Integration is particularly important now that the breakthrough development of natural gas from shale has brought the U.S. newfound competitiveness in petrochemicals. This is a big theme for Dow’s ethylene plans, which call for 2.3 million metric tons of new production.

The company plans to restart an ethane-based ethylene cracker in Hahnville, La., that it idled in 2009. Dow will also increase the feedstock flexibility of its crackers in Plaquemine, La., and Freeport, Texas, so they can process more ethane. The linchpin of the company’s plans is a new world-scale ethylene cracker on the U.S. Gulf Coast.

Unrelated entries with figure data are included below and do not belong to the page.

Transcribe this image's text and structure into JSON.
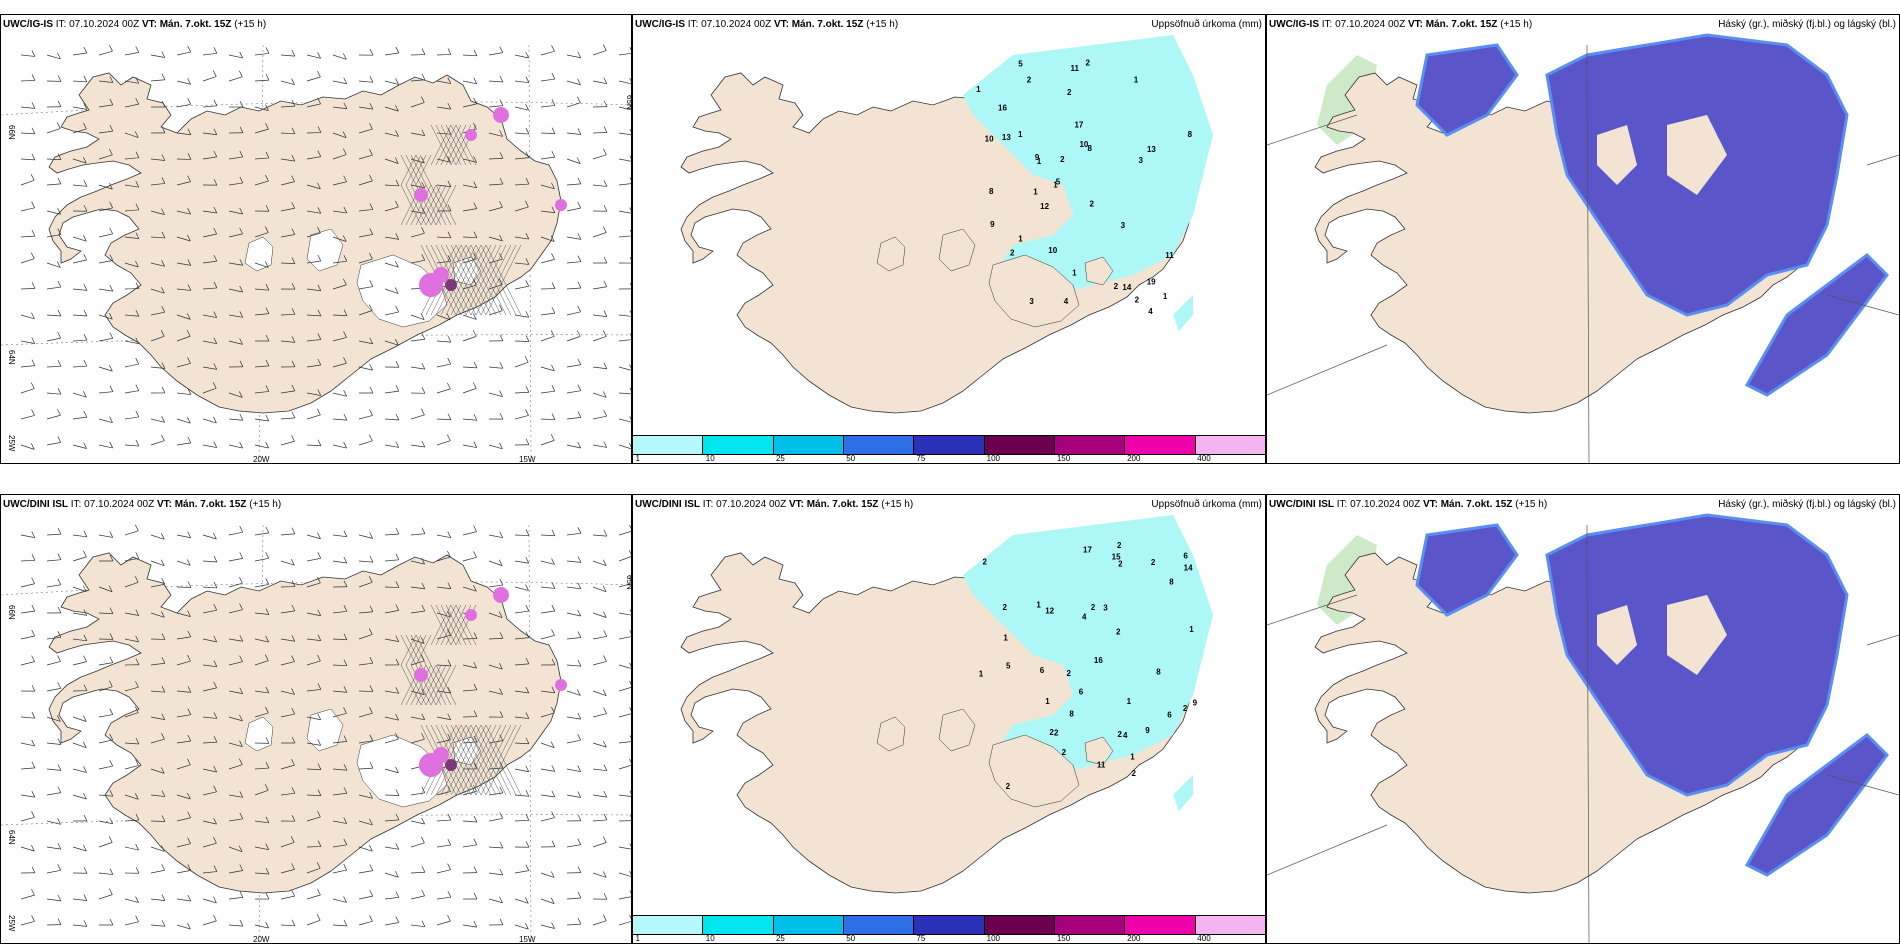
{
  "panels": [
    {
      "id": "p1",
      "kind": "wind",
      "model": "UWC/IG-IS",
      "it_label": "IT:",
      "it": "07.10.2024 00Z",
      "vt_label": "VT:",
      "vt": "Mán. 7.okt. 15Z",
      "lead": "(+15 h)",
      "right_title": "",
      "lat_labels": [
        "66N",
        "64N",
        "25W"
      ],
      "lon_labels": [
        "20W",
        "15W"
      ],
      "right_lat": "65N"
    },
    {
      "id": "p2",
      "kind": "precip",
      "model": "UWC/IG-IS",
      "it_label": "IT:",
      "it": "07.10.2024 00Z",
      "vt_label": "VT:",
      "vt": "Mán. 7.okt. 15Z",
      "lead": "(+15 h)",
      "right_title": "Uppsöfnuð úrkoma (mm)",
      "values": [
        "2",
        "2",
        "2",
        "8",
        "2",
        "5",
        "4",
        "2",
        "1",
        "8",
        "2",
        "1",
        "1",
        "3",
        "2",
        "5",
        "17",
        "10",
        "19",
        "13",
        "16",
        "12",
        "1",
        "2",
        "3",
        "11",
        "14",
        "8",
        "3",
        "9",
        "4",
        "1",
        "11",
        "10",
        "10",
        "13",
        "9",
        "1",
        "1",
        "1",
        "1"
      ]
    },
    {
      "id": "p3",
      "kind": "cloud",
      "model": "UWC/IG-IS",
      "it_label": "IT:",
      "it": "07.10.2024 00Z",
      "vt_label": "VT:",
      "vt": "Mán. 7.okt. 15Z",
      "lead": "(+15 h)",
      "right_title": "Háský (gr.), miðský (fj.bl.) og lágský (bl.)"
    },
    {
      "id": "p4",
      "kind": "wind",
      "model": "UWC/DINI ISL",
      "it_label": "IT:",
      "it": "07.10.2024 00Z",
      "vt_label": "VT:",
      "vt": "Mán. 7.okt. 15Z",
      "lead": "(+15 h)",
      "right_title": "",
      "lat_labels": [
        "66N",
        "64N",
        "25W"
      ],
      "lon_labels": [
        "20W",
        "15W"
      ],
      "right_lat": "65N"
    },
    {
      "id": "p5",
      "kind": "precip",
      "model": "UWC/DINI ISL",
      "it_label": "IT:",
      "it": "07.10.2024 00Z",
      "vt_label": "VT:",
      "vt": "Mán. 7.okt. 15Z",
      "lead": "(+15 h)",
      "right_title": "Uppsöfnuð úrkoma (mm)",
      "values": [
        "1",
        "1",
        "2",
        "2",
        "2",
        "6",
        "2",
        "4",
        "2",
        "2",
        "6",
        "8",
        "2",
        "5",
        "9",
        "17",
        "15",
        "16",
        "1",
        "2",
        "2",
        "1",
        "11",
        "14",
        "9",
        "4",
        "6",
        "6",
        "2",
        "12",
        "3",
        "8",
        "8",
        "1",
        "2",
        "1",
        "2",
        "2",
        "2",
        "2",
        "1"
      ]
    },
    {
      "id": "p6",
      "kind": "cloud",
      "model": "UWC/DINI ISL",
      "it_label": "IT:",
      "it": "07.10.2024 00Z",
      "vt_label": "VT:",
      "vt": "Mán. 7.okt. 15Z",
      "lead": "(+15 h)",
      "right_title": "Háský (gr.), miðský (fj.bl.) og lágský (bl.)"
    }
  ],
  "colorbar": {
    "ticks": [
      "1",
      "10",
      "25",
      "50",
      "75",
      "100",
      "150",
      "200",
      "400"
    ],
    "colors": [
      "#b4f8fa",
      "#00e6ee",
      "#00bfe8",
      "#2e6ee6",
      "#2a30b8",
      "#6a004e",
      "#a8007c",
      "#f000a8",
      "#f4b4f0"
    ]
  },
  "colors": {
    "land": "#f2e3d2",
    "precip": "#aef7f7",
    "cloud_low": "#5a55c8",
    "cloud_mid": "#5a8ff0",
    "cloud_high": "#b8e0b0",
    "snow_pink": "#e070e0",
    "snow_dark": "#7a3a7a"
  }
}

Dow is trying to secure enough ethane for all the expansions. The company inked an agreement with the natural gas firm Range Resources for ethane from Pennsylvania’s Marcellus Shale. And it is mulling over a joint venture to extract its own ethane from natural gas.

Dow has also slated two propane dehydrogenation plants, which would be among only a few such plants in the U.S. They will start up in 2015 and 2018 and be able to make a combined 900,000 metric tons per year of propylene.

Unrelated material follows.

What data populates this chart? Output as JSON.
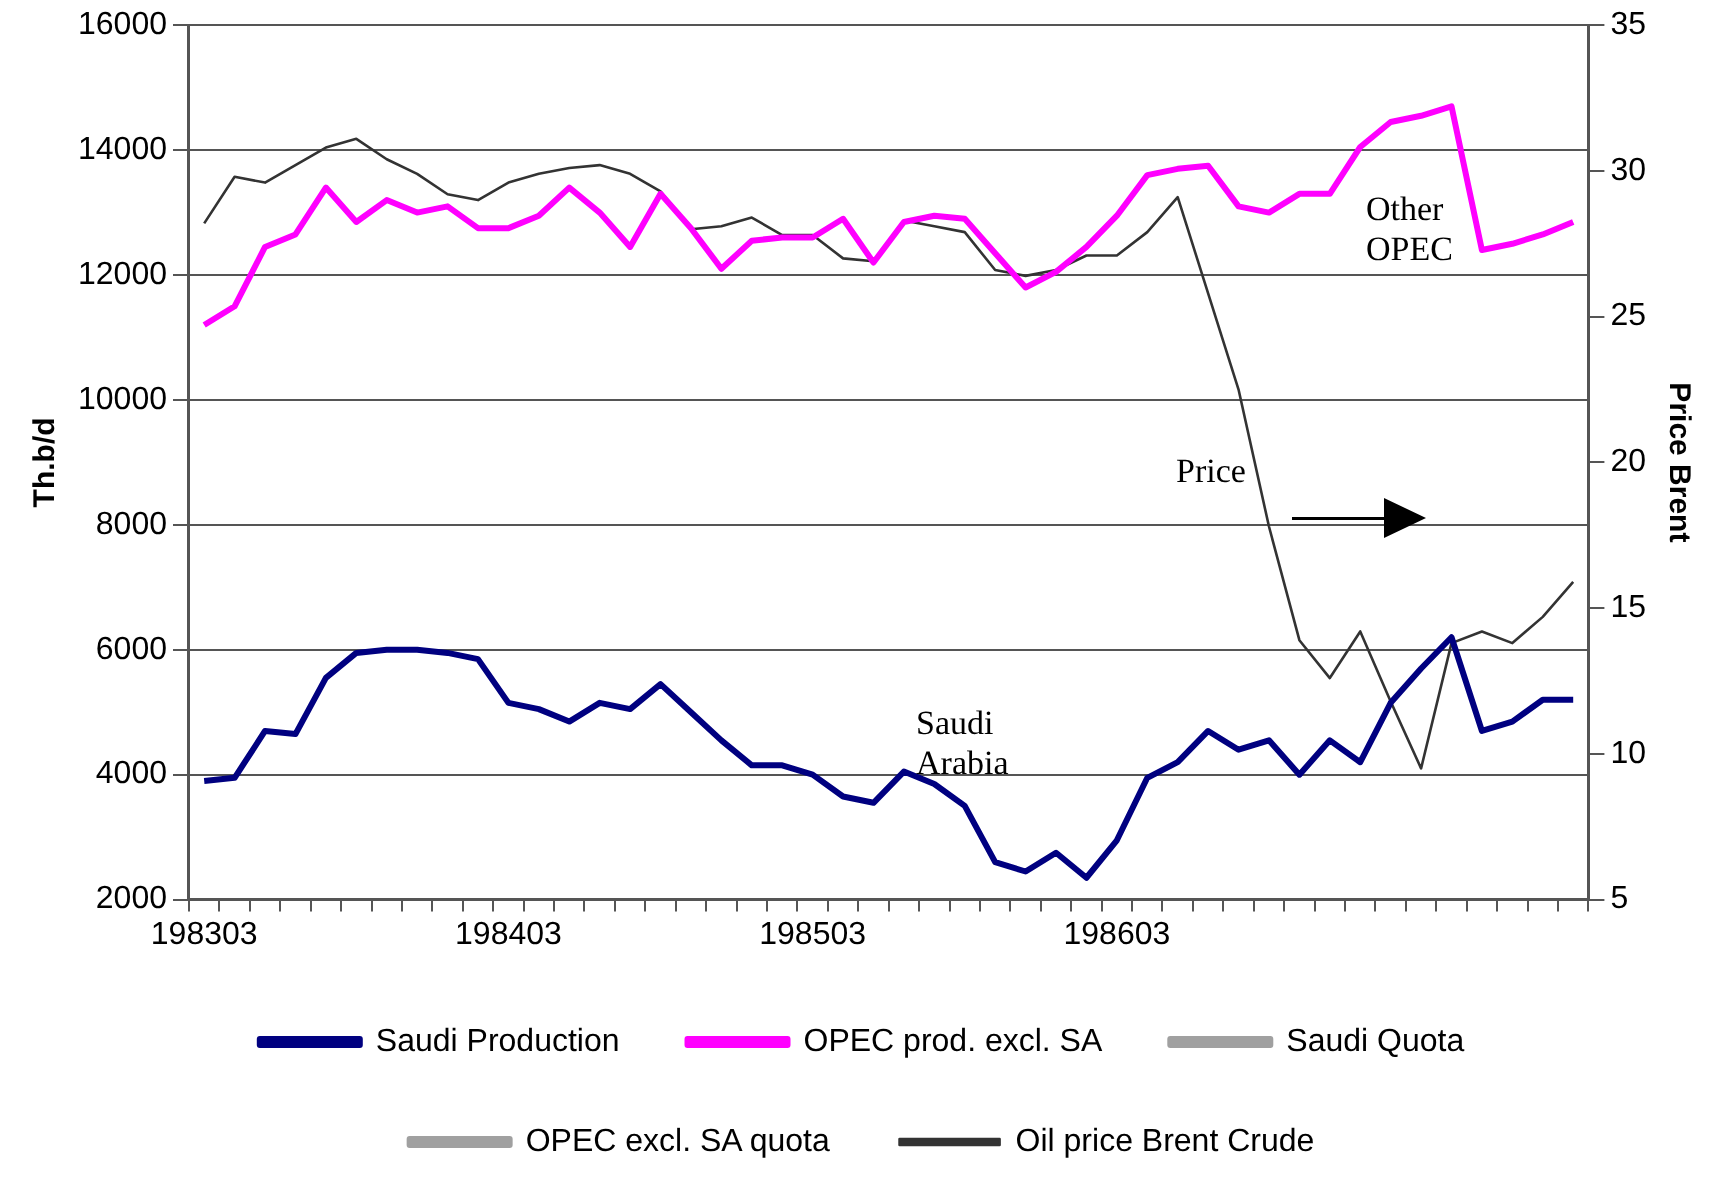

James R. Fitterling, Dow’s president of corporate development and hydrocarbons, says it is too early to disclose estimates on the costs of all the projects. However, each requires some capital spending. For example, even though the Hahnville cracker will have been shuttered for only a few years when it reopens in 2012, Dow needs to bring it up to “newer operating standards” so it can remain open another 20 to 25 years.

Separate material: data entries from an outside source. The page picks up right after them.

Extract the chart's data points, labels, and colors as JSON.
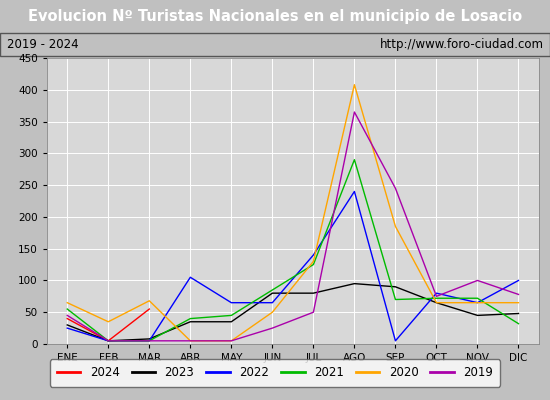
{
  "title": "Evolucion Nº Turistas Nacionales en el municipio de Losacio",
  "title_bg": "#4b7bc8",
  "subtitle_left": "2019 - 2024",
  "subtitle_right": "http://www.foro-ciudad.com",
  "months": [
    "ENE",
    "FEB",
    "MAR",
    "ABR",
    "MAY",
    "JUN",
    "JUL",
    "AGO",
    "SEP",
    "OCT",
    "NOV",
    "DIC"
  ],
  "ylim": [
    0,
    450
  ],
  "yticks": [
    0,
    50,
    100,
    150,
    200,
    250,
    300,
    350,
    400,
    450
  ],
  "series": {
    "2024": {
      "color": "#ff0000",
      "data": [
        40,
        5,
        55,
        null,
        null,
        null,
        null,
        null,
        null,
        null,
        null,
        null
      ]
    },
    "2023": {
      "color": "#000000",
      "data": [
        30,
        5,
        8,
        35,
        35,
        80,
        80,
        95,
        90,
        65,
        45,
        48
      ]
    },
    "2022": {
      "color": "#0000ff",
      "data": [
        25,
        5,
        5,
        105,
        65,
        65,
        140,
        240,
        5,
        80,
        65,
        100
      ]
    },
    "2021": {
      "color": "#00bb00",
      "data": [
        55,
        5,
        5,
        40,
        45,
        85,
        125,
        290,
        70,
        72,
        72,
        32
      ]
    },
    "2020": {
      "color": "#ffa500",
      "data": [
        65,
        35,
        68,
        5,
        5,
        50,
        130,
        408,
        185,
        65,
        65,
        65
      ]
    },
    "2019": {
      "color": "#aa00aa",
      "data": [
        45,
        5,
        5,
        5,
        5,
        25,
        50,
        365,
        245,
        75,
        100,
        78
      ]
    }
  },
  "legend_order": [
    "2024",
    "2023",
    "2022",
    "2021",
    "2020",
    "2019"
  ],
  "outer_bg": "#c0c0c0",
  "plot_bg": "#d8d8d8",
  "grid_color": "#ffffff"
}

Over the past five years Dow has already spent $500 million to add flexibility to its Gulf Coast cracker fleet. Part of that program was a modification of a plant in Freeport that made it the second lowest cost cracker in the Americas, Fitterling says.

Although Dow is preaching back-integration now, the company let itself become a large buyer of ethylene on the merchant market in the early 2000s. It has since closed the gap somewhat through plant closures and divestitures of commodity chemical businesses.

Dow’s cracker projects will bring the firm closer to balance, but it will buy some ethylene, carefully avoiding a surplus, Fitterling says. “We don’t intend to build ethylene to play in the merchant market.”

According to John Stekla, director of ethylene studies at the Houston-based consulting firm Chemical Market Associates Inc. (CMAI), Dow needs about 1.7 million metric tons of new ethylene capacity to fully back-integrate. Yet Dow’s plans exceed that by 600,000 metric tons.

What explains the difference is that some of the capacity is meant to meet projected growth in derivatives. Liveris told analysts that the firm’s output of ethylene derivatives will climb by about 200,000 metric tons per year through 2017, when the new cracker starts up.

Dow will eventually unveil plans for new derivatives plants, Fitterling promises. “As we get closer to that 2017 time frame, maybe a couple of years in advance of that, we’ll start to talk about what derivative capacity comes on,” he says.

The situation with propylene is similar. The acquisition of Rohm and Haas, with its large acrylic acid business, boosted Dow’s propylene requirements. The investment project will lower its U.S. propylene purchases from about 50% of what it consumes today to less than 10%.

Dow isn’t alone in planning new ethylene capacity. Chevron Phillips Chemical announced a world-scale cracker that would start up by 2017 with a capacity of 1.1 million metric tons. LyondellBasell Industries, Nova Chemicals, Westlake Chemical, and Formosa Plastics all have been public with incremental expansion aspirations of their own.

By 2017, the market will be able to absorb the ethylene that has already been announced, and then some, CMAI’s Stekla predicts. “I think there is probably room for one more Gulf Coast cracker, and there is probably room for a Northeast cracker as well,” he says.

But market balance also depends on how big the crackers will be. Four of them built to maximum scale would add about 5 million metric tons, or 20% of North American capacity. “That is a huge flood of new capacity,” Stekla says.